Vegetable lovers may one day have fresher, more abundant locally grown produce thanks to a new project underway in Kansas and Florida.
Kansas State University and the University of Florida have teamed up to look for ways to improve the quality and extend the shelf life of fruits and vegetables using tomatoes and spinach as their models. The work is focused specifically on aiding small-acreage growers who sell locally and might lack the washing, packing and cooling facilities needed to reduce food postharvest (after harvest) losses.
The four-year project, which began March 1, is funded by a $1 million Agriculture and Food Research Initiative grant from the U.S. Department of Agriculture’s National Institute of Food and Agriculture. Of the 38 proposals submitted, five were funded. The K-State-Florida proposal was ranked No. 1 overall.
“The goal is to increase the availability of locally grown food by reducing the loss of fresh fruits and vegetables after they’ve been harvested,” said Eleni Pliakoni, K-State assistant professor of horticulture and lead researcher on the project.

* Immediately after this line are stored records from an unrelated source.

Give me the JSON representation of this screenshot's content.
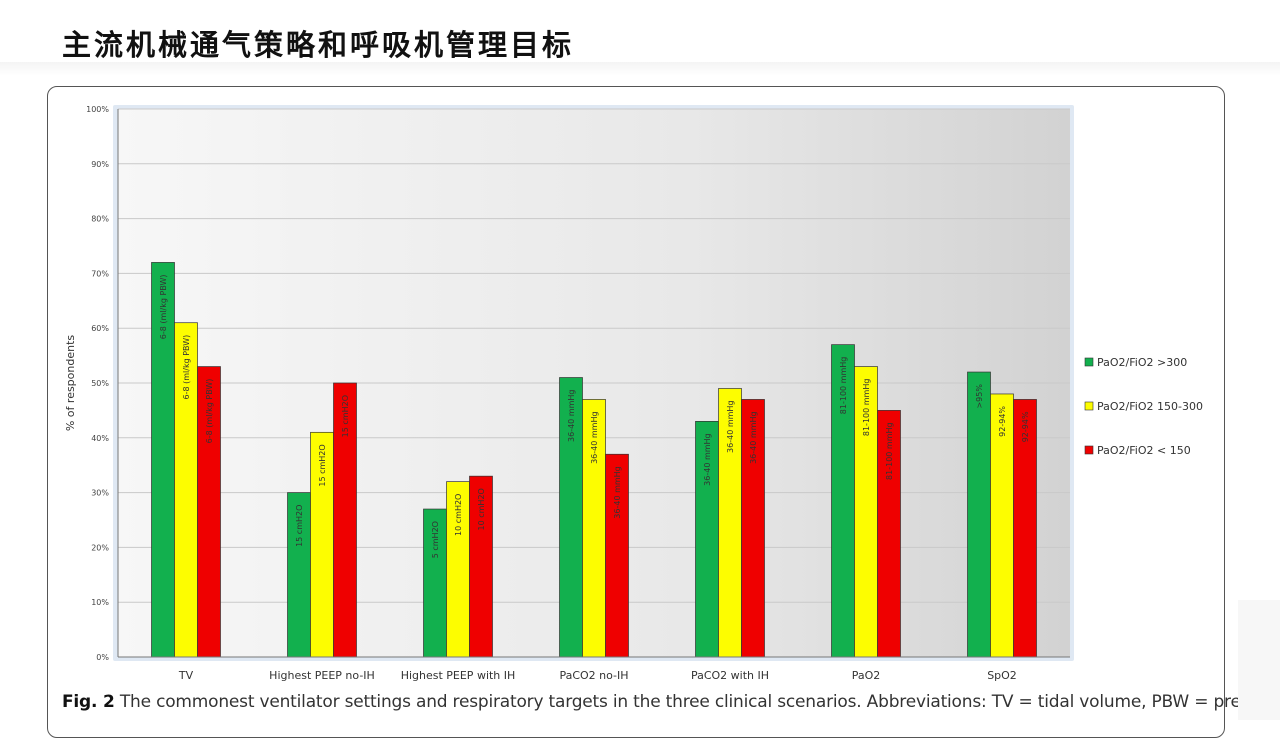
{
  "page": {
    "title": "主流机械通气策略和呼吸机管理目标"
  },
  "caption": {
    "label": "Fig. 2",
    "text": "The commonest ventilator settings and respiratory targets in the three clinical scenarios. Abbreviations: TV = tidal volume, PBW = predicted"
  },
  "colors": {
    "green": "#12b04e",
    "yellow": "#fdfd00",
    "red": "#ef0000"
  },
  "chart_data": {
    "type": "bar",
    "title": "",
    "xlabel": "",
    "ylabel": "% of respondents",
    "ylim": [
      0,
      100
    ],
    "yticks": [
      "0%",
      "10%",
      "20%",
      "30%",
      "40%",
      "50%",
      "60%",
      "70%",
      "80%",
      "90%",
      "100%"
    ],
    "grid": true,
    "legend_position": "right",
    "categories": [
      "TV",
      "Highest PEEP no-IH",
      "Highest PEEP with IH",
      "PaCO2 no-IH",
      "PaCO2 with IH",
      "PaO2",
      "SpO2"
    ],
    "series": [
      {
        "name": "PaO2/FiO2 >300",
        "color": "#12b04e",
        "values": [
          72,
          30,
          27,
          51,
          43,
          57,
          52
        ],
        "bar_labels": [
          "6-8 (ml/kg PBW)",
          "15 cmH2O",
          "5 cmH2O",
          "36-40 mmHg",
          "36-40 mmHg",
          "81-100 mmHg",
          ">95%"
        ]
      },
      {
        "name": "PaO2/FiO2 150-300",
        "color": "#fdfd00",
        "values": [
          61,
          41,
          32,
          47,
          49,
          53,
          48
        ],
        "bar_labels": [
          "6-8 (ml/kg PBW)",
          "15 cmH2O",
          "10 cmH2O",
          "36-40 mmHg",
          "36-40 mmHg",
          "81-100 mmHg",
          "92-94%"
        ]
      },
      {
        "name": "PaO2/FiO2 < 150",
        "color": "#ef0000",
        "values": [
          53,
          50,
          33,
          37,
          47,
          45,
          47
        ],
        "bar_labels": [
          "6-8 (ml/kg PBW)",
          "15 cmH2O",
          "10 cmH2O",
          "36-40 mmHg",
          "36-40 mmHg",
          "81-100 mmHg",
          "92-94%"
        ]
      }
    ]
  }
}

To do that, the team is developing a system that includes strategies growers can use before and after harvest to reduce crop losses from decay.
Once the team has developed tools that are most effective in the lab, it will take the strategies to local growers to determine the most practical ones to implement on small farms common to the region. The team also plans to develop digital tools, including a phone app that will help growers assess produce losses on their farms, and to disseminate the results of the study to growers and others.
“The great thing about the partnership between the University of Florida and Kansas State University is that we both bring unique strengths to the team, whether it’s in postharvest technology and pathology, high tunnel production, or extension and outreach,” Pliakoni said, adding “we’ve been having a lot of fun developing and now implementing the project.”
Others on the team include K-State assistant horticulture professor Cary Rivard and University of Florida horticulture professors Jeffrey Brecht and Xin Zhao, and plant pathologist Jerry Bartz.
“The grants are so competitive now; it takes a lot of teamwork to be successful,” Pliakoni said of the numerous teleconferences the team underwent in preparation for writing the grant proposal.
Tomatoes, both hybrid and heirloom varieties, and spinach are being planted in high tunnels and open fields in both states. The high tunnels – a low-cost, passive-solar alternative to traditional greenhouses – will help protect the crops from the abundant rain Florida typically receives and from the high winds experienced in Kansas. High tunnels are increasingly used by produce growers across the United States and are particularly prevalent in the Midwest.
The postharvest treatments to be investigated in the study include hot water treatment, chemical washes and modified atmosphere packing, which are all approved for organic production, but could be used by any small-acreage farmers who have limited access to postharvest facilities or choose not to use conventional chemical treatments. Modified atmosphere packaging, such as what is used in packaged mixed greens often available in grocery stores, can supplement and in some cases, be substituted for refrigeration to prolong the shelf life of fresh produce.
“Most of the fruit and vegetable growers in our region are first-generation farmers with little experience or equipment related to postharvest handling,” Rivard said. “One of the great things about this project is that it will help our young, small-acreage growers scale-up their supply by learning to handle and store their products in a way that increases shelf life, reduces losses, and ultimately provides high-quality, nutritious produce to the consumer.”
The researchers have identified growers and industry association representatives from both states who have agreed to serve on a project advisory board. The board will provide feedback on the research results and advice on future research directions.
While the crops will be grown in high tunnels and in open fields in both states, Florida will perform the part of the study looking at different organic postharvest physical and chemical treatments during sorting and washing of tomatoes and spinach. Kansas State will take the lead in developing the use of modified atmosphere packaging to prolong shelf life during storage. Both universities will play a role in creating the digital crop risk analysis tool and sharing the research results with growers and agricultural educators.